Adding GPUs to existing VMs (A100 GPUs)

This section covers how to add NVIDIA® A100 GPUs to existing VMs.

Console

You can add GPUs to your VM by stopping the VM and editing the VM configuration.

  1. Verify that all of your critical applications are stopped on the VM.

  2. In the Google Cloud Console, go to the VM instances page to see your list of VMs.

    Go to VM instances

  3. Click the name of the VM where you want to add GPUs. The VM instance details page opens.

  4. On the VM instance details page, complete the following steps:

    1. Click Stop to stop the VM. You can check the notification panel to see when the instance is stopped.
    2. On the stopped VM, click Edit to change the VM properties.
    3. From Machine configuration, complete the following steps.

      1. Under Machine family, click GPU.
      2. Under Series, select A2.
      3. Under Machine type, select the A2 machine type that you want.

        Machine configuration.

      4. Expand the CPU platform and GPU section.

        GPU configuration.

      5. Under CPU platform and GPU, review the GPU type and Number of GPUs.

    4. Scroll to the On host maintenance section. When you add GPUs to a VM, the host maintenance setting is automatically set to Terminate VM instance. See Handling GPU host maintenance events.

    5. Click Save to apply your changes.

    6. Click Start/Resume to restart the VM.

API

You can add GPUs to your VM by stopping the VM and changing your VM's configuration.

  1. Verify that all of your critical applications are stopped on the VM, and then create a POST command to stop the VM so it can move to a host system where GPUs are available.

    POST https://compute.googleapis.com/compute/v1/projects/PROJECT_ID/zones/ZONE/instances/VM_NAME/stop
    

    Replace the following:

    • PROJECT_ID: project ID.
    • VM_NAME: the name of the VM to stop. This is the VM that you want to attach GPUs to.
    • ZONE: the zone where the VM is located.
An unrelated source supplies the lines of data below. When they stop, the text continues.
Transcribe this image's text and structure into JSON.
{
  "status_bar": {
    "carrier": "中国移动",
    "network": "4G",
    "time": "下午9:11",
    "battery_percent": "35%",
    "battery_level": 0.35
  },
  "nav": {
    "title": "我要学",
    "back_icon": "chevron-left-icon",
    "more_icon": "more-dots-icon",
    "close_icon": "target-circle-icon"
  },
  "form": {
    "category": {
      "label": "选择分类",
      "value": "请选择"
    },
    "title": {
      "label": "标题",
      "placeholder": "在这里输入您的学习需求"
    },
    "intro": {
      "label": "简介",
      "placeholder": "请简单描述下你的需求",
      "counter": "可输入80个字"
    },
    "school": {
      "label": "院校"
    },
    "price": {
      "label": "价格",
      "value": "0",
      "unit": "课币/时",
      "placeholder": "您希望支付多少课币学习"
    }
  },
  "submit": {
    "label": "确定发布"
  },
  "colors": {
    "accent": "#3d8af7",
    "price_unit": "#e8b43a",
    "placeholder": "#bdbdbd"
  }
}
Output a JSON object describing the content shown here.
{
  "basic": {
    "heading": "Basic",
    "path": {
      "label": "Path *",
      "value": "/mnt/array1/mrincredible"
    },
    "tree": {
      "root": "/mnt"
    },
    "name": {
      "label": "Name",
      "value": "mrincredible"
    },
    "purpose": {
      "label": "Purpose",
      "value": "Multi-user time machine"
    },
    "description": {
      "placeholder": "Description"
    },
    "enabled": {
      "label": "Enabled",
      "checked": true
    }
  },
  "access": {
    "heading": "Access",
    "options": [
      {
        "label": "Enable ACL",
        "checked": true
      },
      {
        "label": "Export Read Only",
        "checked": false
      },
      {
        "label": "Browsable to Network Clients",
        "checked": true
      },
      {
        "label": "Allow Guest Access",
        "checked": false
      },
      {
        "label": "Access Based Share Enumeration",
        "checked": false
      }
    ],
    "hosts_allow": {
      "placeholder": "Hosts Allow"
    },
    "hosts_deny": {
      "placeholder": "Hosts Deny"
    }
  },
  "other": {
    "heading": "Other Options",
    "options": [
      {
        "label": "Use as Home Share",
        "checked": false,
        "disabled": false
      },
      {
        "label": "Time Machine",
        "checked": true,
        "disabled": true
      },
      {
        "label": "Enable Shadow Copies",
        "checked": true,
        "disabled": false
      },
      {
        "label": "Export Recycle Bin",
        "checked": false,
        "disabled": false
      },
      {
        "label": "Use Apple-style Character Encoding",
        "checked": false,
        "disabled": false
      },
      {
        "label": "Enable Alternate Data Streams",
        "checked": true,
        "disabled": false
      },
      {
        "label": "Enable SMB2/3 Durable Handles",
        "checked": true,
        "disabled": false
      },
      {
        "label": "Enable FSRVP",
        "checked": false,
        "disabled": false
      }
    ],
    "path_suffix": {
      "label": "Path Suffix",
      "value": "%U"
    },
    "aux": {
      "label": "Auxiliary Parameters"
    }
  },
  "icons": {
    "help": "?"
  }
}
This zone must support A100 GPUs.
  2. After the VM stops, create a POST request to change the machine type.

    POST https://compute.googleapis.com/compute/v1/projects/PROJECT_ID/zones/ZONE/instances/VM_NAME/setMachineType
    
    {
       machineType: "zones/us-central1-f/machineTypes/MACHINE_TYPE"
    }
    
    

    Replace the following:

    • PROJECT_ID: your project ID.
    • ZONE: the zone for the VM.
    • VM_NAME: the name of the VM.
    • MACHINE_TYPE: a A2 machine type.
  3. Create a POST command to set the scheduling options for the VM.

    POST https://compute.googleapis.com/compute/v1/projects/PROJECT_ID/zones/ZONE/instances/VM_NAME/setScheduling
    
    {
    "onHostMaintenance": "TERMINATE",
    "automaticRestart": true
    }
    

    Replace the following:

    • PROJECT_ID: project ID.
    • VM_NAME: the name of the VM where you want to add GPUs.
    • ZONE: the zone where the VM is located.
  4. Start the VM.

    POST https://compute.googleapis.com/compute/v1/projects/PROJECT_ID/zones/ZONE/instances/VM_NAME/start
    

    Replace the following:

    • PROJECT_ID: project ID.
    • VM_NAME: the name of the VM that you want to add GPUs to.
    • ZONE: the zone where the VM is located.

Next: Install the GPU driver on your VM, so that your system can use the device.

Adding GPUs to existing VMs (other GPU types)

This section covers how to add the following GPU types to existing VMs:

  • NVIDIA® T4: nvidia-tesla-t4
  • NVIDIA® T4 Virtual Workstation with NVIDIA® GRID®: nvidia-tesla-t4-vws
  • NVIDIA® V100: nvidia-tesla-v100
  • NVIDIA® P100: nvidia-tesla-p100.
  • NVIDIA® P100 Virtual Workstation with NVIDIA® GRID®: nvidia-tesla-p100-vws
  • NVIDIA® P4: nvidia-tesla-p4
  • NVIDIA® P4 Virtual Workstation with NVIDIA® GRID®: nvidia-tesla-p4-vws
  • NVIDIA® K80: nvidia-tesla-k80

Console

You can add or remove GPUs from your VM by stopping the VM and editing the VM configuration.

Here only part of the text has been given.